In their motion for rehearing appellants apparently rely chiefly upon two contentions, (a) that the case is one of circumstantial evidence, and that the court was in error in not instructing upon such issue: (b) that the evidence is insufficient to support the verdict and judgment. These contentions have made it necessary to again review the facts in detail. Such review emphasizes the statement in the beginning of our original opinion that "The facts are very much in dispute." The testimony of the witnesses for the State and those for appellants is irreconcilable.
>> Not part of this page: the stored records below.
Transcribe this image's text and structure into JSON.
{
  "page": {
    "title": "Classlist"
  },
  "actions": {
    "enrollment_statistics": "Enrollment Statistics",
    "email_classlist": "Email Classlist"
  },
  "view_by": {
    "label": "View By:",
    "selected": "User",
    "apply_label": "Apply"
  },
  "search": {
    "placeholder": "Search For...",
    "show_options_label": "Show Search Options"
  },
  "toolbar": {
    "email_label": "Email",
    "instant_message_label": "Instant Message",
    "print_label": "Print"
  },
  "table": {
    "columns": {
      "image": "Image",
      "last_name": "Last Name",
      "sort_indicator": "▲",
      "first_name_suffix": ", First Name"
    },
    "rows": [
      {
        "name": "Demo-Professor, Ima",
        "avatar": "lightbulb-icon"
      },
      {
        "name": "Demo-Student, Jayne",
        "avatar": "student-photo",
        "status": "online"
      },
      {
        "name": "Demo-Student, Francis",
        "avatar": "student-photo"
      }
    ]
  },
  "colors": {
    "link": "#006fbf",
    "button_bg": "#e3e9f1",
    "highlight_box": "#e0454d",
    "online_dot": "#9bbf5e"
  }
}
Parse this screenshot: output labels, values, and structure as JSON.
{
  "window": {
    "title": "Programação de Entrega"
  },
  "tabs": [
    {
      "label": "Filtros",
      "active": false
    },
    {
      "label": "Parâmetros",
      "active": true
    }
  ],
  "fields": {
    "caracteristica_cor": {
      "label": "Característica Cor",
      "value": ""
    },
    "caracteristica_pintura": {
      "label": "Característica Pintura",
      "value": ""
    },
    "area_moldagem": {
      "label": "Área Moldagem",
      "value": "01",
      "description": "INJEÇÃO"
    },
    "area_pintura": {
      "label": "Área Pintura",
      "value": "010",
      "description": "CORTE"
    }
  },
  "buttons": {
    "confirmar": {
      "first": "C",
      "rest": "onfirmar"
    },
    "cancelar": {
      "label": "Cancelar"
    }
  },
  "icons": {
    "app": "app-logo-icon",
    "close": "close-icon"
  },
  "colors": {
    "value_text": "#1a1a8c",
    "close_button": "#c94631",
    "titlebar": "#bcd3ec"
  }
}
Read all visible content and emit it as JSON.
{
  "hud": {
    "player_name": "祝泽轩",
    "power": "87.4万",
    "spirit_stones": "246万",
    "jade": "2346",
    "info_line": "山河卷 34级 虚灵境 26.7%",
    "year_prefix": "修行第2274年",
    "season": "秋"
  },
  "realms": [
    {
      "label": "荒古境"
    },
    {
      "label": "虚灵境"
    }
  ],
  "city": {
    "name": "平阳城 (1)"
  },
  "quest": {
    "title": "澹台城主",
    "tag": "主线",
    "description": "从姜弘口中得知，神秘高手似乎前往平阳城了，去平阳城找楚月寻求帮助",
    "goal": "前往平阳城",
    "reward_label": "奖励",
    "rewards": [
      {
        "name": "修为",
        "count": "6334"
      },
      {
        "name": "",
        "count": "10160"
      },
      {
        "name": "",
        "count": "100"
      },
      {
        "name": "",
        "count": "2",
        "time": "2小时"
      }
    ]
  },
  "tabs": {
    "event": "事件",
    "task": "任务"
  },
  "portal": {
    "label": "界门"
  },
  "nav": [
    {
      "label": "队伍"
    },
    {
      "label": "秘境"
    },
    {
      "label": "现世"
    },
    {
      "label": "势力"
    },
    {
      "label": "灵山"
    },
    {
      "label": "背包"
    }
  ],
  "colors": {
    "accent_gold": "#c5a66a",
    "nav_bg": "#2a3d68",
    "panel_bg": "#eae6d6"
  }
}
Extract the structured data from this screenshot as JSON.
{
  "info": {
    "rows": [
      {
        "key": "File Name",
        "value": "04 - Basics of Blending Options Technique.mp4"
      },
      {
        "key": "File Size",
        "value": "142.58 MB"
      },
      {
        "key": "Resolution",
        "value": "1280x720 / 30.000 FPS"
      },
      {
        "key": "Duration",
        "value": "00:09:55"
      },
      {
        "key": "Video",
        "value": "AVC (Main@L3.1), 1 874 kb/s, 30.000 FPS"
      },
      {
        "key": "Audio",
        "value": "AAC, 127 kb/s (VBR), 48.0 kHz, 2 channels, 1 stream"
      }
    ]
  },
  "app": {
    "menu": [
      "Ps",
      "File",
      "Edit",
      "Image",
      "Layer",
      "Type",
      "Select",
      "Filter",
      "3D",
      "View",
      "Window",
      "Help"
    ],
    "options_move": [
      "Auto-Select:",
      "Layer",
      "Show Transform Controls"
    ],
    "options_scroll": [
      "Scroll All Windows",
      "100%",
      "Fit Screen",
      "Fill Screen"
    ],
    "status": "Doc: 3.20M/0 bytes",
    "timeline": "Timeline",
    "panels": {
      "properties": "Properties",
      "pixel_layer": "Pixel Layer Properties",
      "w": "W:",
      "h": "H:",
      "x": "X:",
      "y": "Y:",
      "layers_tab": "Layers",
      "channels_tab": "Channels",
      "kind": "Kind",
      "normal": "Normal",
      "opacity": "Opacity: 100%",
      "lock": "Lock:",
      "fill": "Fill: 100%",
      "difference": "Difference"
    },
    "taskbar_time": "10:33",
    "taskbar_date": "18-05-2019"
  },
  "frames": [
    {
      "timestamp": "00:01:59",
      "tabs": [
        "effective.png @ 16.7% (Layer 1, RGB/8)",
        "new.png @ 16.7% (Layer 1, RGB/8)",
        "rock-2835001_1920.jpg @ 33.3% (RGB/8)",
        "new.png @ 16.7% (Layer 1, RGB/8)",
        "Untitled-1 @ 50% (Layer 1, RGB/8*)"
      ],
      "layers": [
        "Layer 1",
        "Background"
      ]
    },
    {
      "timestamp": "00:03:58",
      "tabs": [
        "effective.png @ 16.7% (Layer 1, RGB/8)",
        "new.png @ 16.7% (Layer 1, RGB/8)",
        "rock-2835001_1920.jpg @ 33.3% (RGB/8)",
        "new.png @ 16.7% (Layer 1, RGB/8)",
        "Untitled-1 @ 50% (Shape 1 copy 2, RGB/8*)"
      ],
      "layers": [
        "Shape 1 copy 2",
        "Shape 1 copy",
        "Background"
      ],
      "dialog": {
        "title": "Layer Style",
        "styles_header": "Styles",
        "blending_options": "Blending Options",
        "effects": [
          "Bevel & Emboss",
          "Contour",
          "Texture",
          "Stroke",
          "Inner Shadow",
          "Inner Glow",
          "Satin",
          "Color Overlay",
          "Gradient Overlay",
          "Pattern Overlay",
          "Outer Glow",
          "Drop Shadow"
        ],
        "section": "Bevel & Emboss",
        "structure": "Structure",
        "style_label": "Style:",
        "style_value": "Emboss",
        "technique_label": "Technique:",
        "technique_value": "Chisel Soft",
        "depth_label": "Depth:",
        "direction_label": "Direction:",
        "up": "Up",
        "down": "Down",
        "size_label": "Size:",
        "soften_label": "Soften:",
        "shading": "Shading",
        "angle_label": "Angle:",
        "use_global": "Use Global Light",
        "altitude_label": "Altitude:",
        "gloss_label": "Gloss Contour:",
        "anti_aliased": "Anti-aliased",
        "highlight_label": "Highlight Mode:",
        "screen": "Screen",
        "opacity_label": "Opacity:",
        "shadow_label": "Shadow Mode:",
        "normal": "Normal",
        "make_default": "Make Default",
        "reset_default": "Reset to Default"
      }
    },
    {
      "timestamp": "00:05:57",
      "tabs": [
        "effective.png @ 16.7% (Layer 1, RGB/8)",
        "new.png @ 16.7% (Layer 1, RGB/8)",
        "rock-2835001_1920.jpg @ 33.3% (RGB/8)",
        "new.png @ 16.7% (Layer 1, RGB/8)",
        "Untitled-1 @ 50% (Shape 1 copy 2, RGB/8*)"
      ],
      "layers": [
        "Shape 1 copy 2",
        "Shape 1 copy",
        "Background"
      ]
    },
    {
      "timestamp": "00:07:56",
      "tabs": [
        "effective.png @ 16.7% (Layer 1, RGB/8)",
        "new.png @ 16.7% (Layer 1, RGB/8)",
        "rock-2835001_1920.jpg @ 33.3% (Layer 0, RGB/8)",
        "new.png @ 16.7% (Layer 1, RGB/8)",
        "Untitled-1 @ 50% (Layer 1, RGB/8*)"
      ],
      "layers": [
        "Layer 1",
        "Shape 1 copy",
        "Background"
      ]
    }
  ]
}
If the State's witnesses are to be believed, — and *Page 564 the jury accepted their version as true — it takes the case out of the rule of circumstantial evidence and furnishes direct evidence which supports the verdict and judgment. The testimony of appellants and their witnesses is to the effect that there was no robbery, but only a fight which was precipitated by Luciano Cardenas and his companions. It would be difficult to find a case which more clearly calls for the application of Art. 657 Cow. C. P. which says: "The jury are the exclusivejudges of the facts, but they are bound to receive the law from the court and be governed thereby." In view of the facts we cannot say there was no evidence to sustain the verdict. It would extend this opinion to unpardonable length to set out the evidence pro and con upon which we base our conclusion, but state only the result of our patient resurvey of the record. To hold with appellant would invade the province of the jury.
We have again examined all of appellants' bills of exception. Considering them in connection with the court's explanation and other evidence found in the record we still think no reversible error is presented.
The motion for rehearing is overruled.